Ultime acte de résistance pour une de ceux qui n'ont pas eu le droit d'exprimer leur opinion en Suisse.

DAVOS : témoignage d’un profête.

Si on se réveille tous, peut-être que le cauchemar s'arrêtera.
(Mur de Prague 2000)

Annemasse, mardi 23 janvier 2001.

Le temps est venu. L'économie toute-puissante s'est sacrée reine du monde.
En ce moment, il ne fait pas bon passer la frontière suisse quand on a entre 16 et 34 ans.

C'est suspect d'être détenteur d'une lettre aux paysans qui parle d'O.G.M.
C'est stupide d'avoir dans sa poche une petite fille rouge avec une paire de skis à la main et un sourire diabolique à la bouche. Surtout quand il y a dans la voiture une fille indésirable. Peut-être que les Suisses n'aiment pas les clowns qui distribuent des bonbons aux flics.
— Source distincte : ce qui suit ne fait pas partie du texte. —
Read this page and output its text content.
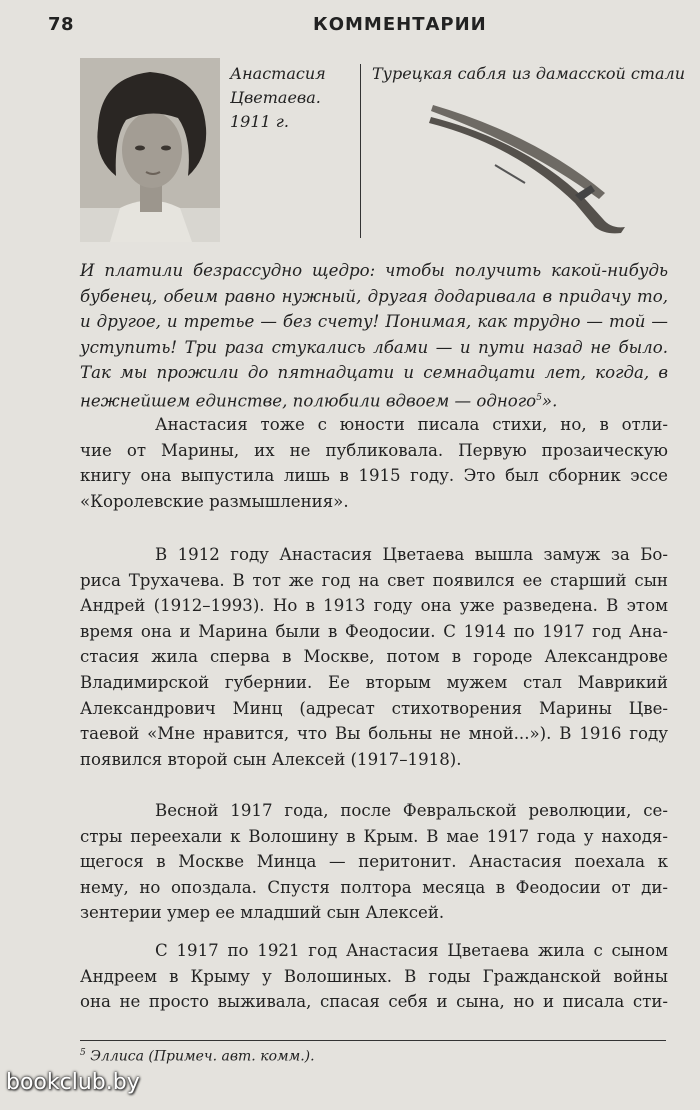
78	КОММЕНТАРИИ
Анастасия
Цветаева.
1911 г.
Турецкая сабля из дамасской стали
И платили безрассудно щедро: чтобы получить какой-нибудь
бубенец, обеим равно нужный, другая додаривала в придачу то,
и другое, и третье — без счету! Понимая, как трудно — той —
уступить! Три раза стукались лбами — и пути назад не было.
Так мы прожили до пятнадцати и семнадцати лет, когда, в
нежнейшем единстве, полюбили вдвоем — одного$^5$».
Анастасия тоже с юности писала стихи, но, в отли-
чие от Марины, их не публиковала. Первую прозаическую
книгу она выпустила лишь в 1915 году. Это был сборник эссе
«Королевские размышления».
В 1912 году Анастасия Цветаева вышла замуж за Бо-
риса Трухачева. В тот же год на свет появился ее старший сын
Андрей (1912–1993). Но в 1913 году она уже разведена. В этом
время она и Марина были в Феодосии. С 1914 по 1917 год Ана-
стасия жила сперва в Москве, потом в городе Александрове
Владимирской губернии. Ее вторым мужем стал Маврикий
Александрович Минц (адресат стихотворения Марины Цве-
таевой «Мне нравится, что Вы больны не мной...»). В 1916 году
появился второй сын Алексей (1917–1918).
Весной 1917 года, после Февральской революции, се-
стры переехали к Волошину в Крым. В мае 1917 года у находя-
щегося в Москве Минца — перитонит. Анастасия поехала к
нему, но опоздала. Спустя полтора месяца в Феодосии от ди-
зентерии умер ее младший сын Алексей.
С 1917 по 1921 год Анастасия Цветаева жила с сыном
Андреем в Крыму у Волошиных. В годы Гражданской войны
она не просто выживала, спасая себя и сына, но и писала сти-
$^5$ Эллиса (Примеч. авт. комм.).
bookclub.by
Il est difficile, sous l'oeil narquois des douaniers soupçonneux, de justifier la détention d'un masque de plongée en plein mois de janvier.

C'est méga-con d'avoir accepté de signer mon ordre de quitter le territoire. C'est peut-être encore plus con de s'y connaître si peu en jurisprudence qu'on sait pas si ça change quelque chose ou pas, finalement, d'avoir signé.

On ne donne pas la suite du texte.